Last week I wrote about three types of debts that may not be discharged in a specific case. These are debts that are incurred by a debtor taking cash advances from a credit card totaling $950 or more within 70 days prior to the debtor filing a bankruptcy case, luxury purchases totaling $675 or more within 90 days of filing, and debts that are incurred by fraud. For these three types of debts, the creditor has to bring an action in a timely manor, the debtor must prove that he or she intended to pay back the charges/cash advances at the time the activity took place, or, in the case of a dispute regarding luxury purchases, that some of all of the purchases were not, in fact, luxury purchases for the purposes of the statute.
Section 523(a)(6) of the Bankruptcy Code provides that a debt incurred by a debtor because of the willful and malicious injury by the debtor to another entity or to the property of another entity can be excepted from discharge.
As is the case with the three types of debts I reviewed last week, there is no presumption that a debt caused by a willful and malicious injury be excepted from discharge. In order to have this type of debt excepted from discharge, the creditor has to bring an action in bankruptcy court, and the creditor has the burden of proving that the debt should not be discharged.

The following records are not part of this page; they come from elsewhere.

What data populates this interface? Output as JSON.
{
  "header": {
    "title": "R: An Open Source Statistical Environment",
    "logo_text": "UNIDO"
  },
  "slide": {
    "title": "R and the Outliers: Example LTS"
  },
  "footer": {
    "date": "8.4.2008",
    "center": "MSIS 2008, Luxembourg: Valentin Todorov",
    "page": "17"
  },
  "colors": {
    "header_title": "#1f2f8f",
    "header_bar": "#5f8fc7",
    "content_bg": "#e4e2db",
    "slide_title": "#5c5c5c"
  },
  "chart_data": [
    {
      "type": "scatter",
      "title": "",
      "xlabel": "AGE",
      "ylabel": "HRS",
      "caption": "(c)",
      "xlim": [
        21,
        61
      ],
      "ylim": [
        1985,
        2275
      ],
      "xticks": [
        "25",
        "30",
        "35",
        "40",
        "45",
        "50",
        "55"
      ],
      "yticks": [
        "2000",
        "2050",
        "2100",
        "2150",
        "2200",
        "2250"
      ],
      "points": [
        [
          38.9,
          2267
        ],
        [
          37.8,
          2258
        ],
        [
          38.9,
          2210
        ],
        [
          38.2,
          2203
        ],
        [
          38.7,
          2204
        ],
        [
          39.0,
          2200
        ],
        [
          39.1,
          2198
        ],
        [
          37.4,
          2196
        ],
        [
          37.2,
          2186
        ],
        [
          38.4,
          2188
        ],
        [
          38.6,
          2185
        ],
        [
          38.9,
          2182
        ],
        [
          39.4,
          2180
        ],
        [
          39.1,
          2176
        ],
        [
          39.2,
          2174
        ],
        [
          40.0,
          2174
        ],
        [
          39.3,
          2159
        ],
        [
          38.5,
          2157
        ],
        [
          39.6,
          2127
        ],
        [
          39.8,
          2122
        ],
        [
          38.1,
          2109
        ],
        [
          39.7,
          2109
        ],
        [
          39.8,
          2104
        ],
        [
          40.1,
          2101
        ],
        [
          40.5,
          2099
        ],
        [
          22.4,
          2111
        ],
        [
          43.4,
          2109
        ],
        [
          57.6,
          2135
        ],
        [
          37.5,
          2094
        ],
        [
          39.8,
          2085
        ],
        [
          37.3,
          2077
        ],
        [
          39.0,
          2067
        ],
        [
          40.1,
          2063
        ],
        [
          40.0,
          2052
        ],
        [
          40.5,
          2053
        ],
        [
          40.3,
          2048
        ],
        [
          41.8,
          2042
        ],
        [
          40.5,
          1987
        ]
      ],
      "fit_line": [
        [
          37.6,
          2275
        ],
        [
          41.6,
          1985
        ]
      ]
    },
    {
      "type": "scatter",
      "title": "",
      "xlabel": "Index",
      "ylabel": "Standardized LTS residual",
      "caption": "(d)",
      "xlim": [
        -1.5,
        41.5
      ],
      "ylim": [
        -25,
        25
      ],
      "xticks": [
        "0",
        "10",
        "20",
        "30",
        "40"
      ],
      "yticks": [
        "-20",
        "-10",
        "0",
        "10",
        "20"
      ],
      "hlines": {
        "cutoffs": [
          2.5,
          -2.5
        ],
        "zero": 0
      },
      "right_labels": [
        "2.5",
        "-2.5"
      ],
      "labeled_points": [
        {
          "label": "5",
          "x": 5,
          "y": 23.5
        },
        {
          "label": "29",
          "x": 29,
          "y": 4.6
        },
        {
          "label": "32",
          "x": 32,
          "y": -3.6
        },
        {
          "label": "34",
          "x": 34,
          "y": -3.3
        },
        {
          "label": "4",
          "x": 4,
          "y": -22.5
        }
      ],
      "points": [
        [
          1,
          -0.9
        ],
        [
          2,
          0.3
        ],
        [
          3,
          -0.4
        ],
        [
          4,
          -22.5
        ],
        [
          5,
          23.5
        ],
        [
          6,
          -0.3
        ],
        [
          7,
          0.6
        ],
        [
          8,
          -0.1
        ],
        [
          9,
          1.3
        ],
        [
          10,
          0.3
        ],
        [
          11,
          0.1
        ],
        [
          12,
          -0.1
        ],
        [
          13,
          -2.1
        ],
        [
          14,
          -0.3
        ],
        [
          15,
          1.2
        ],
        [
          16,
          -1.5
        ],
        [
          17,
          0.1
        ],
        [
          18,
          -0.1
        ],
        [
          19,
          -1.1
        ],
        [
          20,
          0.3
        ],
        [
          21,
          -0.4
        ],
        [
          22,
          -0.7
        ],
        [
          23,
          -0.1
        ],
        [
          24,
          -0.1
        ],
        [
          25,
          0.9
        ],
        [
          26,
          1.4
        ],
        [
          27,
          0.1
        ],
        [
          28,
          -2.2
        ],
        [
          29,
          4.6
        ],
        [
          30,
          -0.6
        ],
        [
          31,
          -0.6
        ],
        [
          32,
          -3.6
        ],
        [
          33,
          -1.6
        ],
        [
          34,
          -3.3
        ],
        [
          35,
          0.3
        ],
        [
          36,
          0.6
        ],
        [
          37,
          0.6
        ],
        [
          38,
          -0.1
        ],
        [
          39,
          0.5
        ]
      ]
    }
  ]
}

It’s important to note Congress deliberately did not narrow who the creditor can be in carving out this exception to discharge. The statute refers to an “entity,” not a person. Under the Bankruptcy Code’s definition section, the term entity refers to a “person, estate, trust, governmental unit and United States Trustee.” So the scope of who can be a creditor in under this statute is broad; however we are almost always talking about an injury to a person or to the property owned by a person.

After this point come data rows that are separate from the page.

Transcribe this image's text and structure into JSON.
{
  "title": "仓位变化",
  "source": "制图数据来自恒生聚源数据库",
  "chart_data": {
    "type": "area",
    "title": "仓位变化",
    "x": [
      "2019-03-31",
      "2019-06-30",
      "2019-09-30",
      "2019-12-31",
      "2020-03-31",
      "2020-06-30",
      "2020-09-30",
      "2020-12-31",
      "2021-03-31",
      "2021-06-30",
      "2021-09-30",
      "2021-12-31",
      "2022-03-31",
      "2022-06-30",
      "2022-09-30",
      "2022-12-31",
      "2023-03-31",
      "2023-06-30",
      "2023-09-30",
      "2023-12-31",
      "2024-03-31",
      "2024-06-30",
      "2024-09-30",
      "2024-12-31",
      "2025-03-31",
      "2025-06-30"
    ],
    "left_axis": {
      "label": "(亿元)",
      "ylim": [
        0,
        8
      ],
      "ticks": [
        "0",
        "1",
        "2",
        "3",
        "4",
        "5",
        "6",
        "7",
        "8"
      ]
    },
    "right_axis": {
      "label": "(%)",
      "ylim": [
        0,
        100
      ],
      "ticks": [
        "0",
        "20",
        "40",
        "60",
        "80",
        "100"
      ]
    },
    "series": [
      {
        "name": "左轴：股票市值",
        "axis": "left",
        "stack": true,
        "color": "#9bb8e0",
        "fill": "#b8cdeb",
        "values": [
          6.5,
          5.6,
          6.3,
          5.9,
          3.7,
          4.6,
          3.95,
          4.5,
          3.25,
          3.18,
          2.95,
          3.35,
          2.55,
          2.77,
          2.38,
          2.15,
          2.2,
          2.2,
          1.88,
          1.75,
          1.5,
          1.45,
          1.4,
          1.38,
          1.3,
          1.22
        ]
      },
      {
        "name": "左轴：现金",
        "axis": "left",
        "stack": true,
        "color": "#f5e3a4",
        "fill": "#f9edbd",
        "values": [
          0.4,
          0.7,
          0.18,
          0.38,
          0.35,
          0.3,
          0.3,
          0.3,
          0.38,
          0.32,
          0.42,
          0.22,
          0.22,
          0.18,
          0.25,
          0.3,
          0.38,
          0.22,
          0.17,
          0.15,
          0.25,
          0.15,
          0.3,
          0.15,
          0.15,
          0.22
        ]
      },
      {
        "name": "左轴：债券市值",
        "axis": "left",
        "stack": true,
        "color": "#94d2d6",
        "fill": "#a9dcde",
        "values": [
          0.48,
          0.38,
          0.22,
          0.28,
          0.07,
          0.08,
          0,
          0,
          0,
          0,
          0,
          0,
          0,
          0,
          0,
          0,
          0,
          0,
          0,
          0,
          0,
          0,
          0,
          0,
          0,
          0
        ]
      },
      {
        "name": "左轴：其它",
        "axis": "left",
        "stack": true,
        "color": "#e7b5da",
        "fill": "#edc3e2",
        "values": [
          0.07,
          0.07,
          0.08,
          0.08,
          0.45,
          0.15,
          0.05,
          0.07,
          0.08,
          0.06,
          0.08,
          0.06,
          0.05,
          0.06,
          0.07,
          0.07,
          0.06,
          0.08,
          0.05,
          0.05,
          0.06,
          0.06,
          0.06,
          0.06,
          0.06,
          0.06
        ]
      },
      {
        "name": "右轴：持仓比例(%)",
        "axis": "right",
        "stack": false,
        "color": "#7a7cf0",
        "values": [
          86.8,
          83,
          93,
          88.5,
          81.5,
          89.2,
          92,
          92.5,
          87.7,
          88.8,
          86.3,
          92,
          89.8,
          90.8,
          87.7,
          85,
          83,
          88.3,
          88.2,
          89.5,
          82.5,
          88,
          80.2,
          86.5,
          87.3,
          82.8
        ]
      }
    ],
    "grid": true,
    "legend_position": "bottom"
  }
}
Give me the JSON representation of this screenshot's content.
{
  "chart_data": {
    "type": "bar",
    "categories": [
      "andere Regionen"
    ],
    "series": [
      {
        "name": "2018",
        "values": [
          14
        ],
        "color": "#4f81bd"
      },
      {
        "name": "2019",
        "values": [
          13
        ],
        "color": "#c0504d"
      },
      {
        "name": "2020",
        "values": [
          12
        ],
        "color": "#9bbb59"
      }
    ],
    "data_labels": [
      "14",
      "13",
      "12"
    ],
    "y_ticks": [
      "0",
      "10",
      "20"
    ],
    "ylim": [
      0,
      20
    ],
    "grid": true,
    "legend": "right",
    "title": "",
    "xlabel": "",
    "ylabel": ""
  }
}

One significant difference between chapter 7 and chapter 13 bankruptcy cases is that more types of debts can be discharged in a chapter 13 case than chapter 7. This is called the chapter 13 “super discharge.”
Section 1328 of the Bankruptcy Code defines what debts are discharged in a chapter 13 case. Unlike section 523, which lists 18 different types of debts that are not discharged in a chapter 7 case, section 1328 lists only 11 types of debts that are not subject to discharge in a chapter 13 case.
It is worth noting that prior to the significant changes in the bankruptcy law that were made in 2005, there were more types of debt subject to the chapter 13 “super discharge” than there are now. However, there are still several types of debts that are difficult to discharge in a chapter 7 case that can be discharged in a chapter 13 case, and for that reason, people with debts like these should seriously consider using a chapter 13 payment plan as a way to resolve these obligations by making affordable monthly payments in a chapter 13 case.
People considering chapter 13 to discharge debt that is not dischargeable in a chapter 7 case should be cautioned, though: it is a requirement of chapter 13 that cases by filed by the debtor “in good faith.” Good faith requires that chapter 13 debtors be honest about the facts of their case, and not use chapter 13 to escape the payment of obligations imposed by other courts without first making a good faith effort to comply with other court orders.